So zeigen viele Statistiken noch immer kaum eine Veränderung in der Verteilung der Geschlechter bzgl. „Frauen- und Männerberufe“.

Dadurch wird deutlich, dass sexistische Unterdrückung im kapitalistischen System gefestigt und gezielt benutzt wird, um die existierenden Strukturen am Leben zu erhalten.

 

Jung, Frau, Arbeitslos

 

Auch bei der Lehrstellenwahl zeigt sich, dass der Frauenanteil seit den letzten 10 Jahren in den verschiedenen Branchen praktisch gleich geblieben ist. Konkret bedeutet das, dass Frauen aufgrund fixer gesellschaftlicher Rollenbilder vor allem Berufe im Coiffeurgewerbe, in der Schönheitspflege, in der Textilbranche, im Gesundheitsbereich oder in der Krankenpflege wählen. Viermal mehr Jungen als Mädchen treten eine vierjährige Lehre an. Und je tiefer der Schultypus, desto geringer stehen die Chancen für Mädchen sich einen Beruf auszusuchen.

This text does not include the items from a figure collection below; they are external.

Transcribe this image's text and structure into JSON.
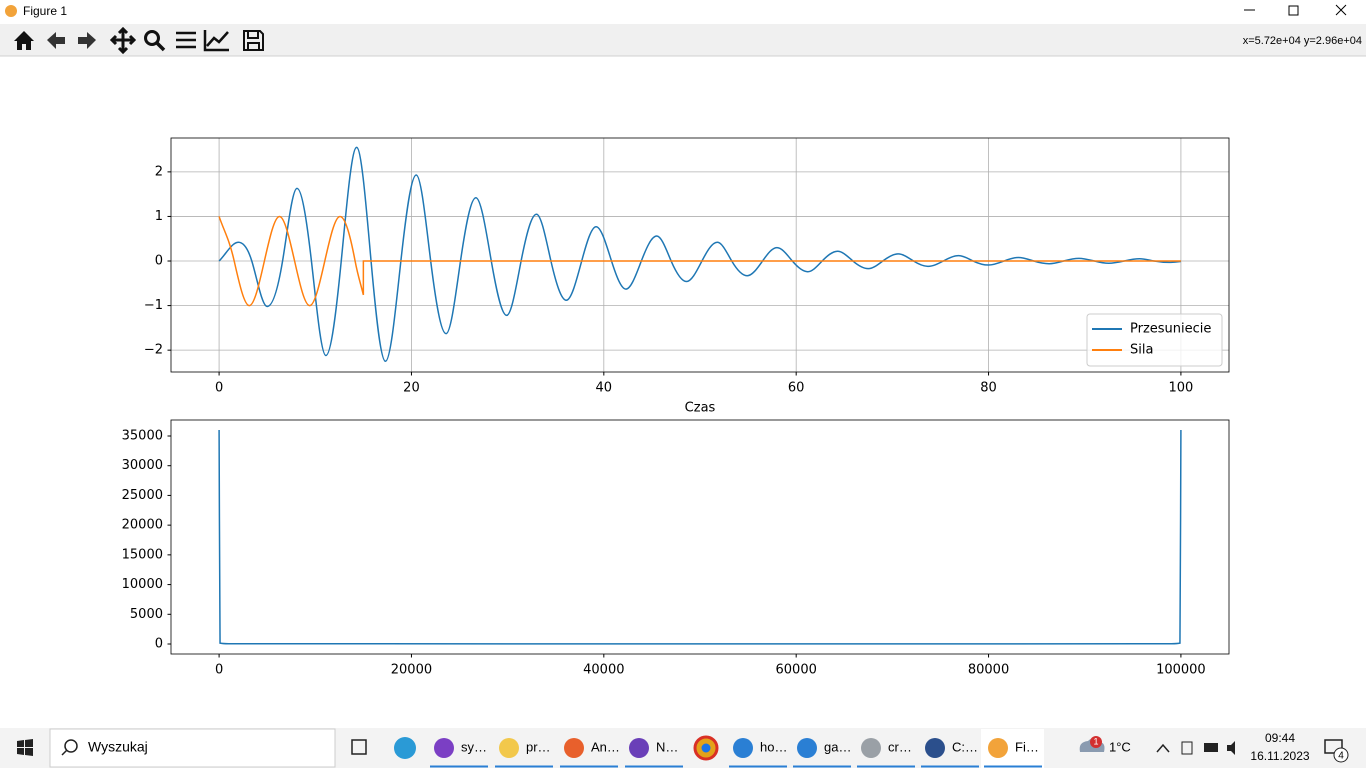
{
  "window": {
    "title": "Figure 1",
    "coords": "x=5.72e+04 y=2.96e+04"
  },
  "chart_data": [
    {
      "type": "line",
      "xlabel": "Czas",
      "grid": true,
      "legend": "lower right",
      "xlim": [
        -5,
        105
      ],
      "xticks": [
        0,
        20,
        40,
        60,
        80,
        100
      ],
      "ylim": [
        -2.49,
        2.76
      ],
      "yticks": [
        {
          "value": -2,
          "label": "−2"
        },
        {
          "value": -1,
          "label": "−1"
        },
        0,
        1,
        2
      ],
      "series": [
        {
          "name": "Przesuniecie",
          "color": "#1f77b4",
          "x": [
            0,
            2,
            3.4,
            5,
            6.6,
            8.1,
            9.6,
            11.1,
            12.7,
            14.3,
            15.8,
            17.3,
            18.9,
            20.5,
            22.0,
            23.6,
            25.1,
            26.7,
            28.3,
            29.9,
            31.4,
            33.0,
            34.5,
            36.1,
            37.7,
            39.2,
            40.8,
            42.3,
            43.9,
            45.5,
            47.0,
            48.6,
            50.2,
            51.8,
            53.3,
            54.9,
            56.5,
            58.0,
            59.6,
            61.2,
            62.7,
            64.3,
            65.9,
            67.5,
            69.0,
            70.6,
            72.2,
            73.7,
            75.3,
            76.9,
            78.4,
            80.0,
            81.6,
            83.1,
            84.7,
            86.3,
            87.8,
            89.4,
            91.0,
            92.5,
            94.1,
            95.7,
            97.2,
            98.8,
            100
          ],
          "values": [
            0,
            0.42,
            0,
            -1.02,
            0,
            1.63,
            0,
            -2.12,
            0,
            2.55,
            0,
            -2.25,
            0,
            1.93,
            0,
            -1.63,
            0,
            1.42,
            0,
            -1.22,
            0,
            1.05,
            0,
            -0.88,
            0,
            0.77,
            0,
            -0.63,
            0,
            0.56,
            0,
            -0.46,
            0,
            0.42,
            0,
            -0.33,
            0,
            0.3,
            0,
            -0.24,
            0,
            0.22,
            0,
            -0.17,
            0,
            0.16,
            0,
            -0.12,
            0,
            0.12,
            0,
            -0.09,
            0,
            0.08,
            0,
            -0.06,
            0,
            0.06,
            0,
            -0.05,
            0,
            0.05,
            0,
            -0.03,
            -0.01
          ]
        },
        {
          "name": "Sila",
          "color": "#ff7f0e",
          "x": [
            0,
            1.57,
            3.14,
            4.71,
            6.28,
            7.85,
            9.42,
            10.99,
            12.57,
            14.14,
            15,
            15,
            100
          ],
          "values": [
            1,
            0,
            -1,
            0,
            1,
            0,
            -1,
            0,
            1,
            0,
            -0.76,
            0,
            0
          ]
        }
      ]
    },
    {
      "type": "line",
      "grid": false,
      "xlim": [
        -5000,
        105000
      ],
      "xticks": [
        0,
        20000,
        40000,
        60000,
        80000,
        100000
      ],
      "ylim": [
        -1680,
        37690
      ],
      "yticks": [
        0,
        5000,
        10000,
        15000,
        20000,
        25000,
        30000,
        35000
      ],
      "series": [
        {
          "color": "#1f77b4",
          "x": [
            0,
            100,
            1000,
            50000,
            99000,
            99900,
            100000
          ],
          "values": [
            36000,
            150,
            50,
            20,
            50,
            150,
            36000
          ]
        }
      ]
    }
  ],
  "taskbar": {
    "search": "Wyszukaj",
    "apps": [
      "sy…",
      "pr…",
      "An…",
      "N…",
      "ho…",
      "ga…",
      "cr…",
      "C:…",
      "Fi…"
    ],
    "weather_badge": "1",
    "temperature": "1°C",
    "time": "09:44",
    "date": "16.11.2023",
    "notifications": "4"
  }
}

Hinzu kommt der ansteigende Mangel an Lehrstellen, der besonders ausländische und Jugendliche mit einem tieferen Schulabschluss betrifft. Die Jugendlichen werden gezwungen, keine Ansprüche mehr an die Wahl der Lehrstelle zu stellen.

Die Jugendarbeitslosigkeit hat im Januar 04 mit 5.4% einen historischen Höchststand erreicht, wobei man nicht vergessen darf, dass hier nur die Jugendlichen in die Zahlen einbezogen wurden, die sich bei den regionalen Arbeitsvermittlungszentren gemeldet haben. Die tatsächliche Jugendarbeitslosigkeit ist laut Volkszählung fast doppelt so gross, wobei es vor allem junge Frauen sind, die sich nicht beim RAV melden.

Der Kapitalismus zeigt uns sein krisenverzerrtes Gesicht. Er schafft es nicht einmal mehr seine Jugend zu beschäftigen und schon gar nicht, uns eine Zukunftsperspektive zu geben.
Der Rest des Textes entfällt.